Могу сказать, что, поскольку я присутствовал при той переправе, я постиг значение памятной строки из «Песни танкистов» («Panzerlied»): «Мы ищем пути, что никто другой не отыщет». Подумайте об этом, ручей, который мы смогли пересечь в тот день, был известен как Zembre-Bach (ручей Цембре), это название из моей солдатской книжки, и часть местности, в которой 17 июля 1944 года наши Pz-IV участвовали в танковом бою.
Именно через Цембре-Бах мы переправлялись с таким беспокойством, не для того чтобы оставить его между собой и чем-то нежелательным, как Советы, но чтобы проникнуть за него к чему-то желательному, уничтожив огнем весьма дальнобойных 75-мм пушек советский передовой склад, который появился в последние дни на шоссе, идущем на запад. Там Т-34 могли, как машины в открытом кинотеатре, приходить и уходить, заправляясь, пополняя боезапас и даже пайки. В вопросе пайков эти джентльмены были бережливы. Впрочем, они любили водку.

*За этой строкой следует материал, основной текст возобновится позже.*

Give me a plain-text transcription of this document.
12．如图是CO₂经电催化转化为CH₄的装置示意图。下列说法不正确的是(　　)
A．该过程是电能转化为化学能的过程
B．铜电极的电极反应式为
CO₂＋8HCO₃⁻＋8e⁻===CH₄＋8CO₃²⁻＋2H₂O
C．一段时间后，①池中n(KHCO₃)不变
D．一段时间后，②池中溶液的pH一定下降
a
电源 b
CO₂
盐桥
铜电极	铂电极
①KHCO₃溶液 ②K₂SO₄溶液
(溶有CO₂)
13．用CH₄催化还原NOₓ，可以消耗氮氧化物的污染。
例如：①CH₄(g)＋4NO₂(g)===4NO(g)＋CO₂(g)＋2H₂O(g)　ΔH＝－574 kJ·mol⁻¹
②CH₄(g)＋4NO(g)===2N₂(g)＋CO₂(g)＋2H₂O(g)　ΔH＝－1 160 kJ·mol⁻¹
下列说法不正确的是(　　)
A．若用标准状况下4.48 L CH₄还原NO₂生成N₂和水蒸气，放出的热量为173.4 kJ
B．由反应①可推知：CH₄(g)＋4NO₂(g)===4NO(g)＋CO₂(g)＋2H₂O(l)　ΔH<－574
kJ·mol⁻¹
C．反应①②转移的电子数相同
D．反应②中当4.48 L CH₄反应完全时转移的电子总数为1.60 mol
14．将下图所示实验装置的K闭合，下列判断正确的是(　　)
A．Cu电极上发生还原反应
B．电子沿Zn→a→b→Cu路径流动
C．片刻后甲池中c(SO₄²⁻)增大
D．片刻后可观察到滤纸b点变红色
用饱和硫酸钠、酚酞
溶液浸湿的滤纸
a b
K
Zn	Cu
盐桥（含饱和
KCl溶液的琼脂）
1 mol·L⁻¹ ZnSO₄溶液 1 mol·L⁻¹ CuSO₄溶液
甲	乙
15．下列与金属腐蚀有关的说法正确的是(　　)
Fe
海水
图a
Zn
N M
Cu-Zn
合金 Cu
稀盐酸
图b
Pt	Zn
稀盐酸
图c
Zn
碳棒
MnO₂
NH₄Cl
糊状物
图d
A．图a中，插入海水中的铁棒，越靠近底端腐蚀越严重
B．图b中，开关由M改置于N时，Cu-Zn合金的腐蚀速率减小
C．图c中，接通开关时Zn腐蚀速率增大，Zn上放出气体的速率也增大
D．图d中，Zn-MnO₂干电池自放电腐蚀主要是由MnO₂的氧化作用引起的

Перейдя Цембре, мы могли напасть на Советы с тыла. Пользуясь аналогией, мы могли обойтись без всех хлопот, связанных с посещением открытого кинотеатра: очереди на въезд, в кассу, на контроле, настроенных к нам в высшей степени недружелюбно. Нет, сэр, мы лучше втихаря въедем в кинотеатр и расположимся, чтобы смотреть на их огромный экран на холме, который, согласно карте лейтенанта Якоба, господствовал на местности вниз по шоссе. Если от нас что-то зависит, мы устроим сцену там, внизу, и действие будет очень живым.
Судя по карте, дистанция составляла 1500 метров, то есть мы могли использовать бронебойные снаряды, так же как и осколочные, в зависимости от того, во что мы хотели попасть.